Volkswagen Is Still In Trouble As Thousands Of Jobs Are Cut

On September 2015, a defeat device that causes cars to act in a certain way to pass emission tests has been found on several models from the Volkswagen brand. The German car company has been in trouble as they are obliged to spend nearly $15 billion dollars in recalls, fines, and settlements. Employees are now concerned about their well-being as news reports mention that the VW brand will be cutting around 30,000 jobs before the year 2025.

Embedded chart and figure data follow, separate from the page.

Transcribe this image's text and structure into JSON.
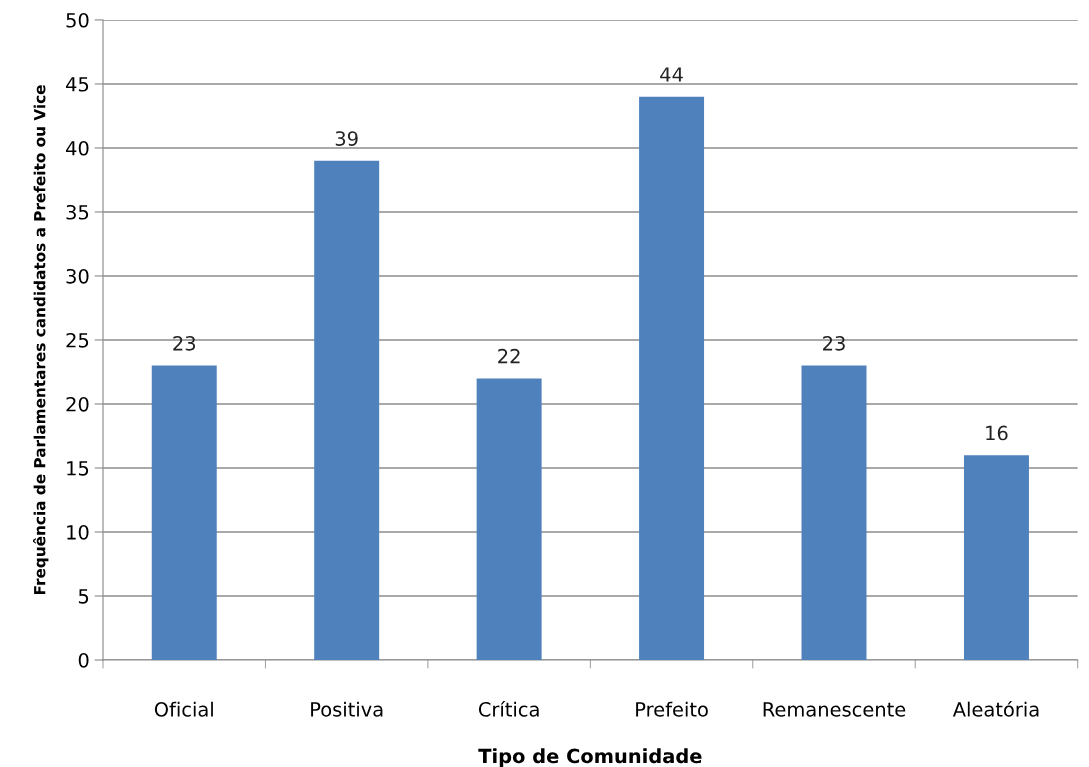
{
  "chart_data": {
    "type": "bar",
    "xlabel": "Tipo de Comunidade",
    "ylabel": "Frequência de Parlamentares candidatos a Prefeito ou Vice",
    "categories": [
      "Oficial",
      "Positiva",
      "Crítica",
      "Prefeito",
      "Remanescente",
      "Aleatória"
    ],
    "values": [
      23,
      39,
      22,
      44,
      23,
      16
    ],
    "color": "#4f81bd",
    "data_labels": true,
    "ylim": [
      0,
      50
    ],
    "yticks": [
      0,
      5,
      10,
      15,
      20,
      25,
      30,
      35,
      40,
      45,
      50
    ],
    "grid": "y",
    "legend": false
  }
}
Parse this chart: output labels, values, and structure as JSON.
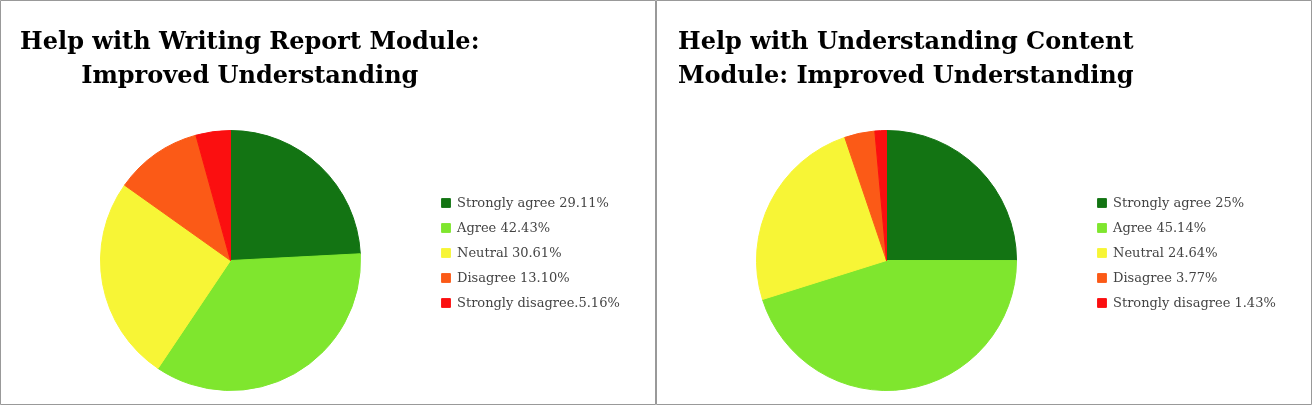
{
  "chart_data": [
    {
      "type": "pie",
      "title": "Help with Writing Report Module:\nImproved Understanding",
      "categories": [
        "Strongly agree 29.11%",
        "Agree 42.43%",
        "Neutral 30.61%",
        "Disagree 13.10%",
        "Strongly disagree.5.16%"
      ],
      "values": [
        29.11,
        42.43,
        30.61,
        13.1,
        5.16
      ],
      "colors": [
        "#137413",
        "#7fe62e",
        "#f7f536",
        "#fb5a17",
        "#fb0f10"
      ],
      "legend": "right"
    },
    {
      "type": "pie",
      "title": "Help with Understanding Content\nModule: Improved Understanding",
      "categories": [
        "Strongly agree 25%",
        "Agree 45.14%",
        "Neutral 24.64%",
        "Disagree 3.77%",
        "Strongly disagree 1.43%"
      ],
      "values": [
        25,
        45.14,
        24.64,
        3.77,
        1.43
      ],
      "colors": [
        "#137413",
        "#7fe62e",
        "#f7f536",
        "#fb5a17",
        "#fb0f10"
      ],
      "legend": "right"
    }
  ]
}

30,000 Volkswagen Jobs Will Be Cut By 2025

Volkswagen and its labor union both agreed to cut the 30,000 jobs in its aim to avoid forced redundancies in Germany until 2025. Both parties made the agreement after VW pledged 9000 new jobs that are focused on battery production and mobility services. The turnarounds objective is to save at least 3.7 billion euros in annual savings by the year 2020. The move is also part of Germany's effort to shift towards electric and autonomous cars.

According to Fortune, the VW brand currently has 610,076 employees worldwide and is the largest automaker in Europe. The job cut will involve around 23000 employees losing their job in Germany alone and the remaining 10000 job cuts will be done North and South America. The 9000 new jobs will be distributed in different factories to create and build electric vehicles, including a new electric sports utility vehicle.

The electric sports utility vehicle will be built at their main plant in Wolfsburg, and other smaller electric vehicles will be built in the eastern German city of Zwickau. The factory in Kassel will be building the electric motors and battery cell production will be started at Salzgitter. The factory in Braunschweig will be in charge of making full battery packs.

The Cuts May Not Be Enough For VW To Get Back On Track

Volkswagen was found to be installing the cheat device on Touareg TDI and Audi Q7 3.0 TDI units. The company has been struggling in sales since the scandal that was first found in September 2015, and has been on a steeper decline as a San Francisco federal judge approved nearly $15 billion dollars in settlement costs. Volkswagen did not have a choice but to make critical decisions in order to save the namesake and to avoid other rivals attacks. "We have to invest billions of euros in new cars and services while new rivals will attack us, the transformation will be more radical than everything we have experienced to date," stated Herbert Diess, VW Brand CEO, in a press conference.

Erik Gordon, a business professor at the university of Michigan, said, "the deal may be the best the company could negotiate with labor but it is not a victory for either side". Gordon also said that the cuts are too small to make the cost competitive with Toyota and other global rivals. Business analysts are alarmed that even with the current number of employees, the German company has still built fewer vehicles than its other competitors and such as Toyota that only staffs 350,000 employees.

Volkswagen has been known for its German competitive nature but has now taken a drastic step to avoid a fallout. Many jobs and families will be greatly affected, however, one can only hope that the German carmaker thinks of another way to attain a win-win situation for the company, the consumer and its employees.